Chères lectrices, chers lecteurs
A l’heure où les « gilets jaunes », après les « bonnets rouges », contribuent à accentuer, non sans dramatisation, l’opposition entre le « peuple » des campagnes et le « gratin » des métropoles, on en oublierait presque une autre opposition qui perdure malgré tout, celle entre centres-villes et banlieues, dont les grands ensembles, enclaves aujourd’hui rattrapées par l’extension urbaine. Pour être de nature différente les deux oppositions n’en relèvent pas moins d’un antagonisme plus général entre tendances centrifuges et tendances centripètes prises dans un chassé-croisé toujours recommencé.
Pour le Centre d’études, de recherches et de formation institutionnelles (Cerfi), fondé en 1967 par Félix Guattari, la ville était « métaphore » de la répression du désir à travers les équipements collectifs du pouvoir. Dans son sillage, Alain Médam pouvait en 1971 parler de « ville-censure » et Jacques Dreyfus en 1976 de « ville disciplinaire ». Mais, par un de ces renversements dont l’histoire a le secret, aujourd’hui c’est le monde rural et périurbain qui serait victime du refoulement du désir, dont l’expression serait étouffée par la « souffrance » et la « colère », alors qu’en ville l’individu, fondu dans la foule anonyme, trouverait les conditions de sa libération.

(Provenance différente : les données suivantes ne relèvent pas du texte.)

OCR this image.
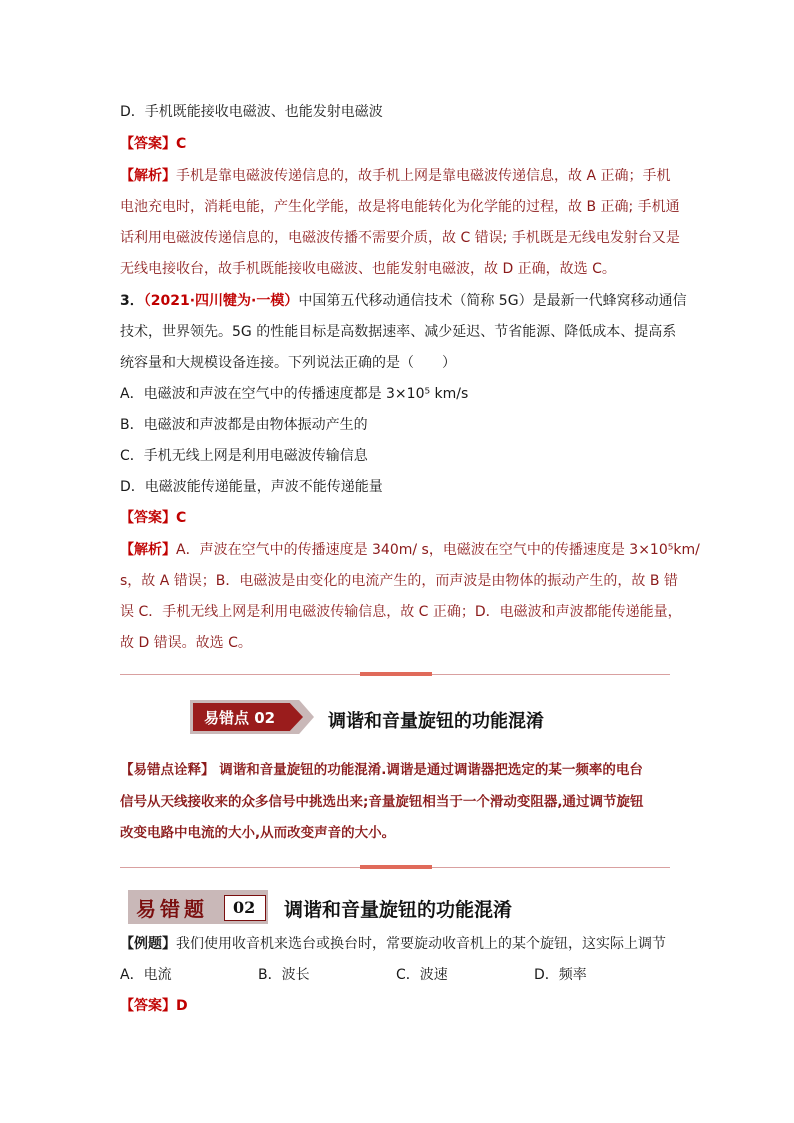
D．手机既能接收电磁波、也能发射电磁波
【答案】C
【解析】手机是靠电磁波传递信息的，故手机上网是靠电磁波传递信息，故 A 正确；手机
电池充电时，消耗电能，产生化学能，故是将电能转化为化学能的过程，故 B 正确; 手机通
话利用电磁波传递信息的，电磁波传播不需要介质，故 C 错误; 手机既是无线电发射台又是
无线电接收台，故手机既能接收电磁波、也能发射电磁波，故 D 正确，故选 C。
3．（2021·四川犍为·一模）中国第五代移动通信技术（简称 5G）是最新一代蜂窝移动通信
技术，世界领先。5G 的性能目标是高数据速率、减少延迟、节省能源、降低成本、提高系
统容量和大规模设备连接。下列说法正确的是（　　）
A．电磁波和声波在空气中的传播速度都是 3×10⁵ km/s
B．电磁波和声波都是由物体振动产生的
C．手机无线上网是利用电磁波传输信息
D．电磁波能传递能量，声波不能传递能量
【答案】C
【解析】A．声波在空气中的传播速度是 340m/ s，电磁波在空气中的传播速度是 3×10⁵km/
s，故 A 错误；B．电磁波是由变化的电流产生的，而声波是由物体的振动产生的，故 B 错
误 C．手机无线上网是利用电磁波传输信息，故 C 正确；D．电磁波和声波都能传递能量，
故 D 错误。故选 C。
易错点 02	调谐和音量旋钮的功能混淆
【易错点诠释】 调谐和音量旋钮的功能混淆.调谐是通过调谐器把选定的某一频率的电台
信号从天线接收来的众多信号中挑选出来;音量旋钮相当于一个滑动变阻器,通过调节旋钮
改变电路中电流的大小,从而改变声音的大小。
易错题 02 调谐和音量旋钮的功能混淆
【例题】我们使用收音机来选台或换台时，常要旋动收音机上的某个旋钮，这实际上调节
A．电流	B．波长	C．波速	D．频率
【答案】D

C’est méconnaitre que, de nos jours, l’avenir se joue peut-être moins dans la ville ou la campagne que dans l’« entre-deux » qui les oppose au lieu de les réunir, faute d’une politique de territoires équilibrée. Aussi, après Guattari et ses émules, on peut bien poser la question : de quoi la banlieue et les grands ensembles en rénovation sont-ils la métaphore ? D’une fracture sociale, économique, culturelle… redoublée d’une fracture territoriale qu’on retrouve à tous les niveaux de l’espace national, entre nomades périurbains et sédentaires des villes et des campagnes ; plus largement d’une fracture entre « riches » et « pauvres », entre le peuple et les élites, le peuple et la représentation nationale, celle-ci et les gouvernants. Fracture qui se reflète jusqu’en notre for intérieur clivé en une mentalité urbaine et une mentalité rurale irréconciliables – vestiges d’une histoire sociale marquée par les migrations. Fracture sur laquelle un ancien président de la République avait fondé sa campagne électorale, bien en vain : diagnostic laissé en jachère, dont les gouvernements successifs ont hérité, tentant de colmater des brèches dans le cadre d’une politique de la ville erratique, impuissante à prendre le problème à bras le corps pour s’attaquer aux causes d’un mal qui la dépasse. Illustration aujourd’hui à travers l’expérience de la rénovation de La Duchère dont nous poursuivons l’exposé. Le centre social de La Sauvegarde implanté en limite nord-ouest du site – à la différence de celui du Plateau, coeur rénové du quartier – s’est retrouvé confronté à une situation physique et sociale d’autant plus dégradée que le renouvellement urbain du secteur se faisait attendre. Situation que la directrice du centre social qualifiait à juste titre d’ « entre-deux », dans tous les sens du terme : spatial mais aussi générationnel. « Entre-deux » ambivalent, symbole d’un profond malaise, mais creuset de dynamiques et d’initiatives qui peinent à être reconnues.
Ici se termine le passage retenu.